State Complexity of Various Operations on Infix-free Regular Languages

Abstract

Regular languages are used in various fields of computer science like compilers, data compression, text processing, software engineering, and pattern matching. Language can be categorized as regular, context free, context sensitive or recursive enumerable based on chomsky hierarchy for languages. Regular language can be described by regular expression or finite automata (deterministic or non-deterministic). Regular languages are of various types like infix free, prefix free, suffix free. These are used in various applications like pattern matching, computing forbidden words and text searching.

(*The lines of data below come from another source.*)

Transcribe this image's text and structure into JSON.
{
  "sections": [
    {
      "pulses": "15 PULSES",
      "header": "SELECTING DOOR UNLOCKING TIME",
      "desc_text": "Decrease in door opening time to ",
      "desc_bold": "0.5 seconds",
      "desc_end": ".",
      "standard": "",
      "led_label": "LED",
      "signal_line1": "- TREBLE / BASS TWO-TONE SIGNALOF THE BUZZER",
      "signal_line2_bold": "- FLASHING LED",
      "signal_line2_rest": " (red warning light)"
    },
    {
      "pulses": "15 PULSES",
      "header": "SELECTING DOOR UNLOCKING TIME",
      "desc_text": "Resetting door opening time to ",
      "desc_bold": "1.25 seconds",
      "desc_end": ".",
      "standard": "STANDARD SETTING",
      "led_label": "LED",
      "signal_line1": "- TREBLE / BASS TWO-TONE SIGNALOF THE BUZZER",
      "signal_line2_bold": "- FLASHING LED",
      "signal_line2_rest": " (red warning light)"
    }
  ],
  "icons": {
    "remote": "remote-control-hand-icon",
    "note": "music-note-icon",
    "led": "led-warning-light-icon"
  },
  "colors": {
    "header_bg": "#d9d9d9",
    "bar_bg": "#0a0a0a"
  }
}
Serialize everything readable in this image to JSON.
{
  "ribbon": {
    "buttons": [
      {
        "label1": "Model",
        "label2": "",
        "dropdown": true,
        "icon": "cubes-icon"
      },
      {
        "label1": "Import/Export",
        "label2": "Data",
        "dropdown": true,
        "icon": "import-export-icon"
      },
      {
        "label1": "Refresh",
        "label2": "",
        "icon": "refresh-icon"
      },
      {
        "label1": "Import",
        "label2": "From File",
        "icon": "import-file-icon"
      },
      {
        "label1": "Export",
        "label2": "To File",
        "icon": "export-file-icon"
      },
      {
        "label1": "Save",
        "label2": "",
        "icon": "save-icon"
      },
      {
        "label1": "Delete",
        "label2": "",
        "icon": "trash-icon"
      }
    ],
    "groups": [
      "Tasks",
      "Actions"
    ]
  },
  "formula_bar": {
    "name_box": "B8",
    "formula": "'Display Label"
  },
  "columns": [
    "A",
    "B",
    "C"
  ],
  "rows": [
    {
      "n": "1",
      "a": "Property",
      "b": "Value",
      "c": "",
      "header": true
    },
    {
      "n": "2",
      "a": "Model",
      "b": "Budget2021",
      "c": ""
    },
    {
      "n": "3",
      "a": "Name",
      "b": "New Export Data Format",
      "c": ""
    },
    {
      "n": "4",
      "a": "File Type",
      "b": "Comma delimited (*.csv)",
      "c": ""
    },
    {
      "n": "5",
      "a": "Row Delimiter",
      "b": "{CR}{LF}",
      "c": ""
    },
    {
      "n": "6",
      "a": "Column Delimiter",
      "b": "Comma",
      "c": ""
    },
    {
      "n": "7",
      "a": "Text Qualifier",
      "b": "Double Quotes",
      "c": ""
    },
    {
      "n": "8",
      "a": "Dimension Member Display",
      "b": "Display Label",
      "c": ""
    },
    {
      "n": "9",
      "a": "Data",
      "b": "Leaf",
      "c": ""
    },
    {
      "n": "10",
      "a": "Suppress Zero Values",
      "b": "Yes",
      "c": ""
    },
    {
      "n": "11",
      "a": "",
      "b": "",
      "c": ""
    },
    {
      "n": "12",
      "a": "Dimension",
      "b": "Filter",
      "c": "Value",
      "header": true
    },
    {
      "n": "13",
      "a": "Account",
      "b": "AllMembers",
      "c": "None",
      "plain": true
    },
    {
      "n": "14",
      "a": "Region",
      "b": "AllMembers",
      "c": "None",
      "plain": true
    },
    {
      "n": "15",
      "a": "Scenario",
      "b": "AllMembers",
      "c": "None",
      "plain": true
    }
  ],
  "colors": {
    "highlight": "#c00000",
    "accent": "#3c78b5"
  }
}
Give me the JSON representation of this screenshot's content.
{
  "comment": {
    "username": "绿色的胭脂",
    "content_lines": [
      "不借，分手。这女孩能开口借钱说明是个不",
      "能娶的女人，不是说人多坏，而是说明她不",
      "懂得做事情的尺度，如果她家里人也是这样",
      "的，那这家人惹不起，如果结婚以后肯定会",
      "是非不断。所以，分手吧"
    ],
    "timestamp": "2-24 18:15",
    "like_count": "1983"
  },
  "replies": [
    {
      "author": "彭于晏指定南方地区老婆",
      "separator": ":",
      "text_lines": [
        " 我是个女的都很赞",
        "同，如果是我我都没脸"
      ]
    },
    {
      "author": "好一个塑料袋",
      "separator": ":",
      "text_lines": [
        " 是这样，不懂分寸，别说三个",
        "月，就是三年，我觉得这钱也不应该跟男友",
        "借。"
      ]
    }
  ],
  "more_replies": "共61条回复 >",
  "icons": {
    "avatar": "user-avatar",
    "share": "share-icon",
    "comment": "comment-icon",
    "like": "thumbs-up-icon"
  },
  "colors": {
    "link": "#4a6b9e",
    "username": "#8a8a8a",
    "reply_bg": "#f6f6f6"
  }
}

The state complexity of an operation for regular languages is the number of states that are necessary and sufficient in the worst-case for the minimal deterministic finite-state automaton or non-deterministic finite automata that accepts the language obtained from the operation. For state complexity, we have to observe minimal state deterministic and non-deterministic models. For example, if the state complexity of the union of an m-state DFA language and an n-state DFA language is mn. It means that there exists two regular languages which are respectively accepted by an m-state DFA and an n-state DFA, such that their union is accepted by a mn-state DFA in the worst case. A regular language is infix-free if, for all distinct strings x, y ∈ Σ*, and x, y ∈ L imply that x and y are not substrings of each other. State complexity for deterministic and nondeterministic model in case of infix-free language have been determined. A software is designed for checking whether the language is infix-free or not.